Farouk Nathoo

Canada Research Chair in Biostatistics for Spatial and High-Dimensional Data

Tier 2 - 2017-11-01
University of Victoria
Natural Sciences and Engineering Research Council


Research involves

Developing statistical methods and computational algorithms to analyze genomic and high-dimensional imaging data.

Research relevance

This research will result in better techniques for analyzing high-dimensional imaging data and new models for assessing genetic influences on brain function.

Creating New Tools to Understand Complex Biomedical Data

Thanks to modern techniques in biotechnology, the world is an explosion of data. This gives scientists a valuable tool for tackling many basic questions about the human brain, such as how it works, or how it may be influenced by genetic variations.

But the sheer size and complexity of these datasets poses challenges for scientists. As Canada Research Chair in Biostatistics for Spatial and High-Dimensional Data, Dr. Farouk Nathoo wants to develop new approaches that will help scientists process and understand this data.

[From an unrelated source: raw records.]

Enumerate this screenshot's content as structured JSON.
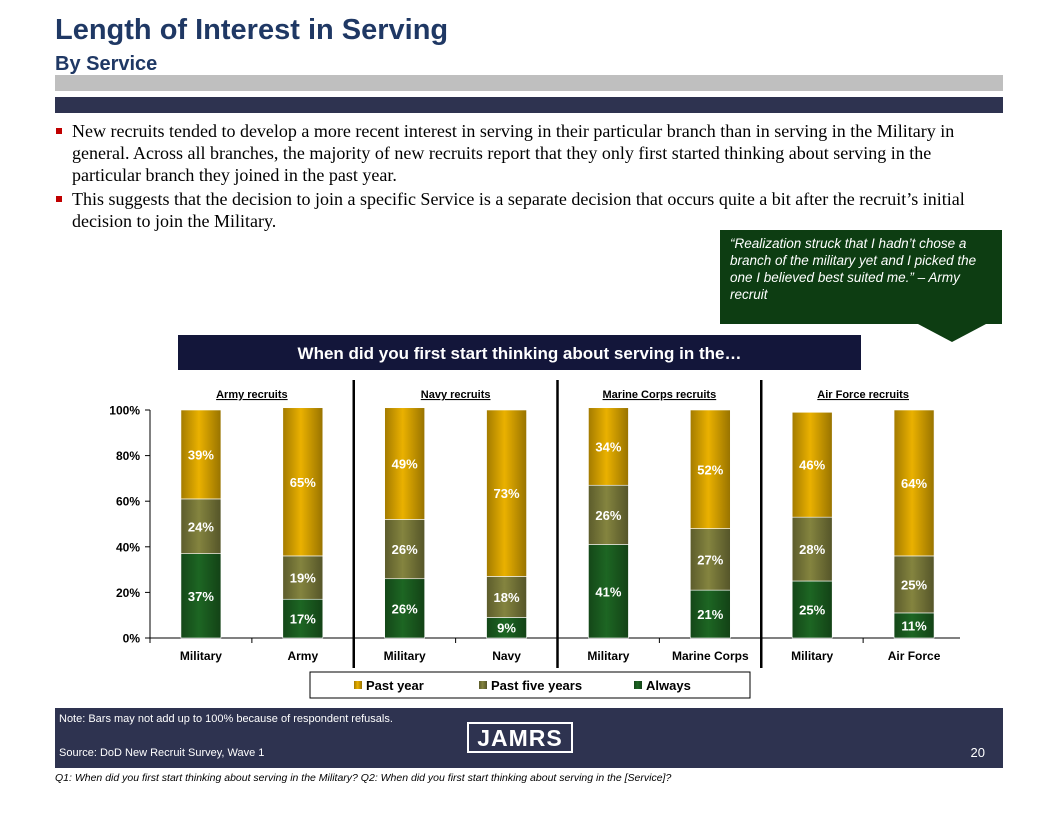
{
  "header": {
    "title": "Length of Interest in Serving",
    "subtitle": "By Service"
  },
  "bullets": [
    "New recruits tended to develop a more recent interest in serving in their particular branch than in serving in the Military in general.  Across all branches, the majority of new recruits report that they only first started thinking about serving in the particular branch they joined in the past year.",
    "This suggests that the decision to join a specific Service is a separate decision that occurs quite a bit after the recruit’s initial decision to join the Military."
  ],
  "callout": "“Realization struck that I hadn’t chose a branch of the military yet and I picked the one I believed best suited me.” – Army recruit",
  "question": "When did you first start thinking about serving in the…",
  "chart_data": {
    "type": "bar",
    "stacked": true,
    "groups": [
      "Army recruits",
      "Navy recruits",
      "Marine Corps recruits",
      "Air Force recruits"
    ],
    "categories": [
      "Military",
      "Army",
      "Military",
      "Navy",
      "Military",
      "Marine Corps",
      "Military",
      "Air Force"
    ],
    "series": [
      {
        "name": "Always",
        "values": [
          37,
          17,
          26,
          9,
          41,
          21,
          25,
          11
        ],
        "color": "#1b5e20"
      },
      {
        "name": "Past five years",
        "values": [
          24,
          19,
          26,
          18,
          26,
          27,
          28,
          25
        ],
        "color": "#7a7a3a"
      },
      {
        "name": "Past year",
        "values": [
          39,
          65,
          49,
          73,
          34,
          52,
          46,
          64
        ],
        "color": "#d9a400"
      }
    ],
    "legend_order": [
      "Past year",
      "Past five years",
      "Always"
    ],
    "ylim": [
      0,
      100
    ],
    "yticks": [
      "0%",
      "20%",
      "40%",
      "60%",
      "80%",
      "100%"
    ],
    "legend_position": "bottom"
  },
  "footer": {
    "note": "Note:  Bars may not add up to 100% because of respondent refusals.",
    "source": "Source:  DoD New Recruit Survey, Wave 1",
    "logo": "JAMRS",
    "page_number": "20"
  },
  "question_note": "Q1:  When did you first start thinking about serving in the Military? Q2:  When did you first start thinking about serving in the [Service]?"
}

Neuroimaging studies can involve large datasets that describe the brain’s anatomy, function and connectivity. Studies in imaging genomics, where the aim is to discover the genetic variants associated with the brain’s structure and function, involve a combined analysis of brain images and additional data from high-throughput genotyping (genotyping hundreds or thousands of individuals at a large number of markers in the genome). In high-throughput genotyping, it is not unusual to conduct more than one billion statistical tests.

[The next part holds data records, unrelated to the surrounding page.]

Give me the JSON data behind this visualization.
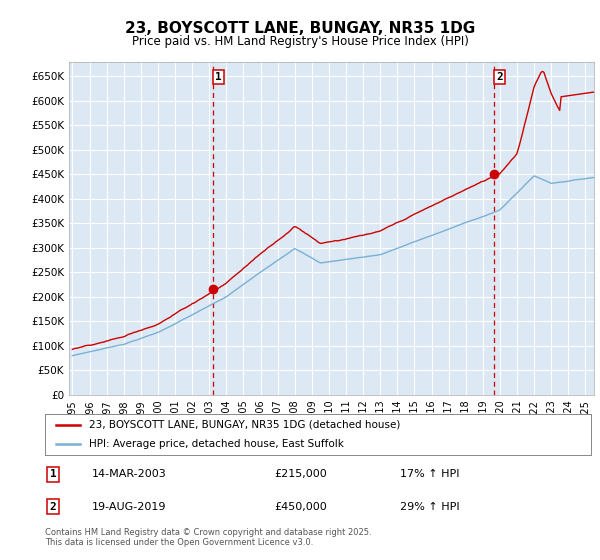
{
  "title": "23, BOYSCOTT LANE, BUNGAY, NR35 1DG",
  "subtitle": "Price paid vs. HM Land Registry's House Price Index (HPI)",
  "ylim": [
    0,
    680000
  ],
  "yticks": [
    0,
    50000,
    100000,
    150000,
    200000,
    250000,
    300000,
    350000,
    400000,
    450000,
    500000,
    550000,
    600000,
    650000
  ],
  "bg_color": "#dce9f5",
  "grid_color": "#ffffff",
  "line1_color": "#cc0000",
  "line2_color": "#7ab0d4",
  "vline_color": "#cc0000",
  "sale1_x": 2003.2,
  "sale1_y": 215000,
  "sale2_x": 2019.63,
  "sale2_y": 450000,
  "legend1": "23, BOYSCOTT LANE, BUNGAY, NR35 1DG (detached house)",
  "legend2": "HPI: Average price, detached house, East Suffolk",
  "annotation1_label": "1",
  "annotation1_date": "14-MAR-2003",
  "annotation1_price": "£215,000",
  "annotation1_hpi": "17% ↑ HPI",
  "annotation2_label": "2",
  "annotation2_date": "19-AUG-2019",
  "annotation2_price": "£450,000",
  "annotation2_hpi": "29% ↑ HPI",
  "copyright": "Contains HM Land Registry data © Crown copyright and database right 2025.\nThis data is licensed under the Open Government Licence v3.0.",
  "xmin": 1995,
  "xmax": 2026,
  "xticks": [
    1995,
    1996,
    1997,
    1998,
    1999,
    2000,
    2001,
    2002,
    2003,
    2004,
    2005,
    2006,
    2007,
    2008,
    2009,
    2010,
    2011,
    2012,
    2013,
    2014,
    2015,
    2016,
    2017,
    2018,
    2019,
    2020,
    2021,
    2022,
    2023,
    2024,
    2025
  ]
}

Nathoo and his research team are developing new methods of statistical analysis where the number of measured variables is larger than the sample size, or so-called “high-dimensional imaging data.” They use large-scale models together with mathematical approximations and high-performance computing to integrate large datasets from different sources to better understand complex systems.

Ultimately, the goal of Nathoo’s research is to produce new tools to help researchers understand biomedical data and the real-world processes underlying it.